MARCH 25, 2013 — The SS United States Conservancy says that if it can't secure $500,000 from new donors, corporate sponsors, and other supporters, the historic liner could be sold to scrappers within the next two months. The conservancy urgently needs the funds to keep the ship in the water while redevelopment and museum discussions continue to advance. The ship's monthly maintenance, security costs and operational expenses are upwards of $80,000. Her faded red, white and blue funnels are the last of their kind in the world, but they may soon disappear forever unless emergency funding for her upkeep can be raised in the coming weeks.
The SS United States received a temporary stay of execution two years ago when she was purchased by a historic preservation group committed to restoring the vessel as a stationary waterfront attraction. America's largest and most famous ocean liner is now once again in grave danger. The effort to save her is running out of time due to the high costs of maintaining the nearly 1,000-foot-long vessel and slow progress on inking a deal to convert the ship into a mixed-use destination and museum complex.
"This is a four-alarm historic preservation crisis," said Susan Gibbs , the conservancy's executive director. "If this great American achievement is destroyed, we will lose an unparalleled opportunity to create jobs, honor our history, and celebrate innovation. With all the attention being given to plans for the Titanic II – a replica of an ocean liner famous for tragedy - we hope the American people and their political leaders will join us to save the United States. Rather than build a reproduction of the Titanic in China, let's repurpose the most famous ship that didn't sink before it's too late here at home."
The conservancy, a grassroots preservation group, has raised millions of dollars to purchase and maintain the ship and advance the vision of repurposing the world's fastest ocean liner. To date, the Conservancy has relied exclusively on tax-deductible contributions from private citizens from across the country and around the world. There has been no government intervention to save the historic ship.

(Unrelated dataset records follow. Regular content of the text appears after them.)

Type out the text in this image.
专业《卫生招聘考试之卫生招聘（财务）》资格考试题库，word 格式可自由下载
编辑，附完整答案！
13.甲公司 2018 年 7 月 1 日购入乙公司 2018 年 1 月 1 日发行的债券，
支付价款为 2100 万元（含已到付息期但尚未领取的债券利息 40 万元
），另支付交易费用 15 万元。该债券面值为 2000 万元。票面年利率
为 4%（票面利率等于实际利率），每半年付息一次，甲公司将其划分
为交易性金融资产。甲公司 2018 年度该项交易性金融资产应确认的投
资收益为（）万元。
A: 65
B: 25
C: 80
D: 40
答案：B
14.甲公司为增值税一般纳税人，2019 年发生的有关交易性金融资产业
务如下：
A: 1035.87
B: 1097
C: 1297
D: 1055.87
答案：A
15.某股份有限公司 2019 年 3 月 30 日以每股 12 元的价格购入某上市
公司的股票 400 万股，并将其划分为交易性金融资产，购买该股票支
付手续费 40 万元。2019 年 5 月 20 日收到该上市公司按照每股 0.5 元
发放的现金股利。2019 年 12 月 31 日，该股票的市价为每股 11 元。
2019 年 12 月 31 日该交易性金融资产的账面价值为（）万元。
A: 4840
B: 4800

In just the last eighteen months, the Conservancy has succeeded in advancing plans for the SS United States Center for Design and Discovery, building a collection of artifacts from the vessel, and creating a global community of supporters. Thousands of donors are purchasing virtual pieces of the vessel through an innovative crowdfunding campaign at SavetheUnitedStates.org. More than 50,000 virtual pieces of the ship have already been purchased and personalized. That campaign and the group's other creative activities to raise funds and awareness have won international media attention from among others, the Associated Press, Wall Street Journal, USA Today, CBS and NBC News, and a wide range of other print and broadcast outlets.
To advance the ship's economic development potential, the conservancy established the SS United States Redevelopment Project to pursue development partners and investors. The vessel's repurposing would create an estimated 1,000 permanent jobs and thousands of other direct and indirect jobs in New York, Philadelphia or another East Coast city. The ship's more than 500,000 square feet of usable interior space offers a blank slate for establishing hotel, event, conference, retail, and restaurant spaces in a completely unique setting. Parts of the vessel's massive machinery spaces can be retrofitted to generate significant heat and electrical power for the ship's host community.
During the past year, hundreds of potential developers and financial backers were contacted and more than a dozen firms expressed interest. Serious negotiations with four firms were pursued in New York and Pennsylvania.
Unfortunately, given the still sluggish economy, competing priorities on the part of developers, and regulatory hurdles, more time is needed to solidify a redevelopment deal. While the conservancy has identified new development opportunities, bridge funding is needed to keep this window of opportunity from closing.
The SS United States sailed from 1952-1969 from New York to Europe and other destinations. On her legendary maiden voyage, the ship shattered both east-bound and west-bound transatlantic speed records before beginning a flawless service career. Four U.S. presidents, countless world leaders, captains of industry, celebrities, and diplomatic, religious, and cultural leaders sailed on the ship, as did hundreds of thousands of everyday Americans and immigrants. The iconic ship became recognizable the world over as a symbol of American innovation. After retirement, the ship was stripped of interior fittings and sold repeatedly before being bought by the conservancy in 2011.
"The prospects for success and projected profit margins are significant," says Dan McSweeney , managing director of the SS United States Redevelopment Project. "We know that this model can work and we need someone who can join the effort and take it to the next level. Our efforts have identified credible financing options that could cover the repurposing of the vessel. We have been in talks with officials in New York and Pennsylvania that lead us to conclude we can make the ship a centerpiece of ongoing waterfront and economic development efforts. There is no downside to our concept."
"We have made major headway toward our goal of saving this national icon and giving her a sustainable future," said Ms. Gibbs. "The American people have responded generously to our call but without added support from the public - and their political leaders - our nation's flagship will be lost."